If so, maybe approach it backwards and write out a list of why you wouldn't take it. The whole pros and cons thing. Because sometimes what makes your soul happy is way more important than what makes your checkbook happy.
 

Muttly

MyPTSD Pro
I did it. I took a job that had a significant cut in pay. But it was my dream job. And I ended having to sell my house because of the cut in pay. And that was incredibly hard. I miss my home. And for a while life was really hard and stressful. Having said that, given the same choice I'd do it again. I'm doing what I was meant to do. Home is more something I carry inside than where I live, so I've made a home out of this place.
 

FauxLiz

Sponsor
Sorry, didn't mean to disappear for so long. I am currently working an interim job that I had thought three weeks ago was going to be my future. In that time, I was offered what equates to my dream job. I will still be working with public sector organizations (local & state government, K-12 schools and non-profits) but unlike the past 15 years and this interim job, I won't be a local government employee, I will be working for a Broadband Internet Utility, assisting organizations with obtaining broadband internet for their organizations and in their communities.
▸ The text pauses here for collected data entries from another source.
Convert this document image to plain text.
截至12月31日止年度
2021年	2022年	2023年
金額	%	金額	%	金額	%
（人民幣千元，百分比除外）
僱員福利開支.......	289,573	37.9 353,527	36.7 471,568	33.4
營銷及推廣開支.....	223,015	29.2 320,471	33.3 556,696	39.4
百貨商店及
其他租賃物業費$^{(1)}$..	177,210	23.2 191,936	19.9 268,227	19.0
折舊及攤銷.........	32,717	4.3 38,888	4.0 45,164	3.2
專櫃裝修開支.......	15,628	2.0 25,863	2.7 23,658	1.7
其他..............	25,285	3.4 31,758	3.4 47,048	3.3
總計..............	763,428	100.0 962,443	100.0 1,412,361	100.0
No longer will I be working 40-80 hours a week depending upon the time of year and what is on my plate, no longer will I be a "public figure" subject to scrutiny and gossip via social media and traditional media.

It is going to be a challenge, I am accepting a substantial cut in salary (approx. $20K) but my benefits - medical, dental, vision, retirement etc will be better. And more importantly, I will get to have a personal life without worrying about every thing I ever say or do being scrutinized through a political lens. I will gain stability, no longer will my employment be at the whim of the most recent election and whether the winners like the job I am doing.

So, things will be getting more challenging not less over the next few months but I am really hoping this move is an improvement for my mental health.